“Come l’arancio amaro” di Milena Palminteri non è affatto un cattivo libro, anzi. È una di quelle opere in cui non sembra esserci una parola di troppo o una frase lasciata al caso, e questo può essere un difetto. Un primo scoglio si incontra nelle prime venti pagine, che coincidono quasi del tutto con ciò che viene anticipato già dalla prefazione. Anzi, viene il sospetto che chi l’ha scritta si sia limitato a leggere appena il primo capitolo, fermandosi lì senza proseguire oltre. Queste prime pagine risultano dense di luoghi comuni, la donna siciliana oppressa dal patriarcato, la Sicilia schiacciata dalla mafia, i meccanismi di potere fondati sulla paura e sull’omertà. Temi importanti, certo, ma trattati con un taglio che sa un po’ di manuale scolastico, quasi didascalico. Si ha l’impressione che l’autrice voglia spiegare al lettore ciò che, in realtà, la trama ben costruita avrebbe potuto mostrare da sola, con maggiore efficacia e senza appesantimenti. È un difetto di forma, più che di contenuto, manca la poesia, manca quella sottile capacità di evocare senza necessariamente dichiarare.

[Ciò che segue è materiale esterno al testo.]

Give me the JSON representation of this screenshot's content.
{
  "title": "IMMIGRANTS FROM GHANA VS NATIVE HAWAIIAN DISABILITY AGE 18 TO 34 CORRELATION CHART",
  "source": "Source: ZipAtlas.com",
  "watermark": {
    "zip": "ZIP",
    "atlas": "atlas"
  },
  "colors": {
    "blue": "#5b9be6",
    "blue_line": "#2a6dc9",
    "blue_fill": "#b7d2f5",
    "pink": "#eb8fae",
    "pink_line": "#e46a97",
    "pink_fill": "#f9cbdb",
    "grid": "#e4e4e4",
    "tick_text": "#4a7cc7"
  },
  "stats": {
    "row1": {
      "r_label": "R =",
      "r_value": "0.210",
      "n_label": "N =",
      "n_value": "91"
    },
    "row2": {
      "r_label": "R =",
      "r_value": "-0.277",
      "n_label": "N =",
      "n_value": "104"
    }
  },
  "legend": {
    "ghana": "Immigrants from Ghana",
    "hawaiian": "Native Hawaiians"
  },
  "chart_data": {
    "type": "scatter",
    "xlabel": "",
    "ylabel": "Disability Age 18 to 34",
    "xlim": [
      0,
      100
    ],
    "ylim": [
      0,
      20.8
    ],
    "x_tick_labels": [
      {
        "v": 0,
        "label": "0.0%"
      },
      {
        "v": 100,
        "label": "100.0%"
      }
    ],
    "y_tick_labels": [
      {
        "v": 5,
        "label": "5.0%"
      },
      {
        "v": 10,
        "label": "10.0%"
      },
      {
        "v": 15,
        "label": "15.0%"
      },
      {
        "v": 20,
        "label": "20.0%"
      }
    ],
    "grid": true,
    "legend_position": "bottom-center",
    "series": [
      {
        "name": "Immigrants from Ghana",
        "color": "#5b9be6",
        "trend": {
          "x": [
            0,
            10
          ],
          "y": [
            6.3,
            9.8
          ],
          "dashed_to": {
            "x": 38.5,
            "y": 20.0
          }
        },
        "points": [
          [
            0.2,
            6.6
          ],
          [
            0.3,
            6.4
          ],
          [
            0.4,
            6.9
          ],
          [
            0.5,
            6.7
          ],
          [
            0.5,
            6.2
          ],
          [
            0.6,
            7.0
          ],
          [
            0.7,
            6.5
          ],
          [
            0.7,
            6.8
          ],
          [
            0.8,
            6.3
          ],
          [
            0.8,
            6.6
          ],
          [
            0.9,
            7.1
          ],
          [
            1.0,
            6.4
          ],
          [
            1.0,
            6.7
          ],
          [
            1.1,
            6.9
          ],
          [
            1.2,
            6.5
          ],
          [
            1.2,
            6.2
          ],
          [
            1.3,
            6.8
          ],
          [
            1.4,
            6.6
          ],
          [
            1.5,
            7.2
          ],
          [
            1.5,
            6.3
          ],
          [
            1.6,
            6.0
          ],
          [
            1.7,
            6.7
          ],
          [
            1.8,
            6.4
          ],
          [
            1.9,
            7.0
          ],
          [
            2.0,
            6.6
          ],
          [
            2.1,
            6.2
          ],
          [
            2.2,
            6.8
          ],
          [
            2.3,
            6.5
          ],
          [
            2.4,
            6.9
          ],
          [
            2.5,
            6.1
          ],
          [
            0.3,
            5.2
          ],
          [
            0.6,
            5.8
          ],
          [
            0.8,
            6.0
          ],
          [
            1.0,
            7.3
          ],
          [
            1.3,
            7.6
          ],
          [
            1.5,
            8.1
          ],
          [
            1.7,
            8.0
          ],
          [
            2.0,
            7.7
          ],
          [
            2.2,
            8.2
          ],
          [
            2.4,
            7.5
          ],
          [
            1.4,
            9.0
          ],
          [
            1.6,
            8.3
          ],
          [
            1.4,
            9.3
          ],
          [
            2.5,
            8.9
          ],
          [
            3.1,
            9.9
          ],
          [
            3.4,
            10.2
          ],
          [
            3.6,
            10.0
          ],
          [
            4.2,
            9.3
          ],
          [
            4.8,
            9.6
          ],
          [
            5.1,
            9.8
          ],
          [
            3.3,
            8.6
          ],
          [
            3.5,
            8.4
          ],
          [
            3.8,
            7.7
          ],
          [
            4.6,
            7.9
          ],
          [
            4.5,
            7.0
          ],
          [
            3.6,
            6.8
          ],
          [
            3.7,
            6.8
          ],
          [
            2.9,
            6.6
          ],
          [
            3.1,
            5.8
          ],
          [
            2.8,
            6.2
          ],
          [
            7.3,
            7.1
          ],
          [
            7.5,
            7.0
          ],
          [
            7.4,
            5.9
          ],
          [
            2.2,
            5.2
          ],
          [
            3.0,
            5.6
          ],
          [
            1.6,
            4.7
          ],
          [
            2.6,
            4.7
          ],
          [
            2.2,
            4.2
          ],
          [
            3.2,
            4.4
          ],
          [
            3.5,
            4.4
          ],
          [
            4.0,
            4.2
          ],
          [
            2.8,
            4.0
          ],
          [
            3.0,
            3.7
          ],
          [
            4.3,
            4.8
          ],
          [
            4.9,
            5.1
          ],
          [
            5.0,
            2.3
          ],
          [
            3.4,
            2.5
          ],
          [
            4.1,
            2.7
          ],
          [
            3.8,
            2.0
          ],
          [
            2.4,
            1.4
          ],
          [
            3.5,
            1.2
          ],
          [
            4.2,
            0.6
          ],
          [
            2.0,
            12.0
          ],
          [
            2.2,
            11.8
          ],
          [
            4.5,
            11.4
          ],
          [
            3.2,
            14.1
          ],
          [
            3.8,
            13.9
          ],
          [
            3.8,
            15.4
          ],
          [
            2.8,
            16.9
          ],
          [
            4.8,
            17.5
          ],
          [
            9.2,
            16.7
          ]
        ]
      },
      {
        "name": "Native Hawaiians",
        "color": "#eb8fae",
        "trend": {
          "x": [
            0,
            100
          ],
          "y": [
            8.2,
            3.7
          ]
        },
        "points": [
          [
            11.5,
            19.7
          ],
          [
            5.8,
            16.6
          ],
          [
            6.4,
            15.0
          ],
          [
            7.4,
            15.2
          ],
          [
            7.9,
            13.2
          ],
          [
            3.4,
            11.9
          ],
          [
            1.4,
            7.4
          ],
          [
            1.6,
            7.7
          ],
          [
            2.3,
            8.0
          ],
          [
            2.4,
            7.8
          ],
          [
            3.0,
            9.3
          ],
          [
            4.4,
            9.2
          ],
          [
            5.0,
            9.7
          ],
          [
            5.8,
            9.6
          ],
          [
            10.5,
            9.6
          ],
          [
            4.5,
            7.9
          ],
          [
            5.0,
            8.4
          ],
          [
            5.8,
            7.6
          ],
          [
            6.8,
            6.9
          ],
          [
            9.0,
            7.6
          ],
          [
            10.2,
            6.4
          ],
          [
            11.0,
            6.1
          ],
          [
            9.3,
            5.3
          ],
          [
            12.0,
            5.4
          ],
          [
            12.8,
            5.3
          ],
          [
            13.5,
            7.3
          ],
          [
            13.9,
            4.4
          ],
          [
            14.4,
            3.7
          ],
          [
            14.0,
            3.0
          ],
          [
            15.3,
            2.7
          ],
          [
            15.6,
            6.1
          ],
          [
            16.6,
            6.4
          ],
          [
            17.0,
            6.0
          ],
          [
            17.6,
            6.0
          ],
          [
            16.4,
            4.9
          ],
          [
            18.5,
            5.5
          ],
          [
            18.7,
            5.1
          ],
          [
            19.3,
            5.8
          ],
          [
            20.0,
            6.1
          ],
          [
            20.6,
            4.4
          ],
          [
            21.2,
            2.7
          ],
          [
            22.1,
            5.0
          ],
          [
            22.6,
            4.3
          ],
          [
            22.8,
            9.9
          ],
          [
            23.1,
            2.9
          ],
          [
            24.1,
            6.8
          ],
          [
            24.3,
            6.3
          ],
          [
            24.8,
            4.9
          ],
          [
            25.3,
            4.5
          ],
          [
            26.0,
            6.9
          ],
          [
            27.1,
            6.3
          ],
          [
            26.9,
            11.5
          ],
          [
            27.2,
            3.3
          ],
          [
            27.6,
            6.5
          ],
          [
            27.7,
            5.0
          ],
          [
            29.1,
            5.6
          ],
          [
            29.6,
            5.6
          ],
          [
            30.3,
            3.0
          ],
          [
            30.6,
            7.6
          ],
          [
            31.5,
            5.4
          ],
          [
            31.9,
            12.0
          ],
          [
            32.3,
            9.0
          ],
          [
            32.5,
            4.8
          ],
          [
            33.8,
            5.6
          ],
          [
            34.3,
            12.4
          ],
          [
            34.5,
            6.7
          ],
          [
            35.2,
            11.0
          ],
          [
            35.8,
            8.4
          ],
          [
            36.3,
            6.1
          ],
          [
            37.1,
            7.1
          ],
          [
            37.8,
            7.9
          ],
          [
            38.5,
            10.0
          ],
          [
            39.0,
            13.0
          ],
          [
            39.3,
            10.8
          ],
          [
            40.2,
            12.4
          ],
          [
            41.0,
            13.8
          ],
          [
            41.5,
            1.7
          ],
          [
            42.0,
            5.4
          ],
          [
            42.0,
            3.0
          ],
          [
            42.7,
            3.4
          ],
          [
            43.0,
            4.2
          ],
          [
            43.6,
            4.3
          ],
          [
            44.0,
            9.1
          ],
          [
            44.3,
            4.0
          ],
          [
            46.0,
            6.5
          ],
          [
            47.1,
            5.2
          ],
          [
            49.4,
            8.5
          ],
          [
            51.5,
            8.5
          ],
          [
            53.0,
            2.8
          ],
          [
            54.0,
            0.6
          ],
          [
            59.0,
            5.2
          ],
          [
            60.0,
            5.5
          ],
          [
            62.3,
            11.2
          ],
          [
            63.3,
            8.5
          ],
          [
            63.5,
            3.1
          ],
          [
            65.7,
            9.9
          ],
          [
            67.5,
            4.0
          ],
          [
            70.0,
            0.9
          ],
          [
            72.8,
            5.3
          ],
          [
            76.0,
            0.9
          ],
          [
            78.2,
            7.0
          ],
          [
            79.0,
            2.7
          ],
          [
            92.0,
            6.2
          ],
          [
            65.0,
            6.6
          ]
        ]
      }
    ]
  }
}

In questo incipit, invece, sembra di assistere a una lezione di educazione civica travestita da narrativa. La scelta del siciliano - o meglio, di un italiano intessuto di dialettismi e cadenze locali - è però un contrappeso prezioso. Rende la lettura gustosa, con un sapore autentico che sa di terra e radici. È proprio questo vernacolo a salvare le prime pagine dalla noia e a invogliare il lettore a proseguire. Anche la descrizione dei rapporti sociali che consentono alla mafia di mantenere il proprio dominio negli anni venti del novecento, pur ricordando certi passaggi alla Verga, finisce per risultare meno incisiva del dovuto, ben scritta, ma non sorprendente. Tuttavia, superata questa soglia iniziale, il romanzo prende il largo e acquista ritmo. È come se la scrittrice, dopo una partenza faticosa, si fosse lasciata finalmente andare, trovando una voce più naturale e fluida. Dal terzo capitolo in poi, la narrazione si apre e il romanzo prende corpo. La scena della corriera, ad esempio, è brillante e restituisce con vivacità l’atmosfera di un piccolo mondo che si muove e parla. Tuttavia, qui tutti quei padri, quelle madri, cognati, comari, vedovi, zitelle, cornuti, un’umanità corale, certo affascinante, confonde il lettore, che si perde dietro i nomi e fatica a ricordare chi sia chi, quale ruolo svolga e in quale legame di parentela si trovi rispetto agli altri. L’impressione è quella di un affresco siciliano che, per la sua densità, finisce per somigliare a una sorta di Signore degli Anelli trasposto a sud, dove i personaggi affollano la scena al punto da sovrastare, talvolta, il filo narrativo principale.

Nonostante ciò, il libro mantiene la sua solidità. Non si vuole qui demolire un’opera ben scritta, ma piuttosto restituire la sensazione che potrebbe averne un italiano medio. Questi, insomma, rischierebbe di abbandonare la lettura prima della metà, temendo di trovarsi di fronte a un romanzo femminista. Non è proprio così. Se è vero che la questione femminile è al centro della vicenda, è altrettanto vero che la trama, ispirata a una storia vera e strutturata con coerenza, va oltre il messaggio politico. Ciò che rimane, pagina dopo pagina, è un affresco dei rapporti di potere, dell’amore inteso non come forza liberatrice ma come sentimento che, quando subordinato a logiche di dominio e gerarchie sociali, si piega e si spegne. Questa capacità di superare la dimensione militante, lasciando emergere un quadro più universale e complesso, rappresenta uno dei maggiori pregi del romanzo. Eppure, l’opera si mimetizza troppo bene tra i romanzi da scaffale da supermercato o da autogrill, con quella di narrativa di consumo di massa che invade le librerie e i punti vendita generalisti. Un peccato, perché “Come l’arancio amaro” non è “spazzatura”, ma un’opera che, pur con i suoi limiti, possiede lezioni di educazione civica, a parte una sua dignità letteraria.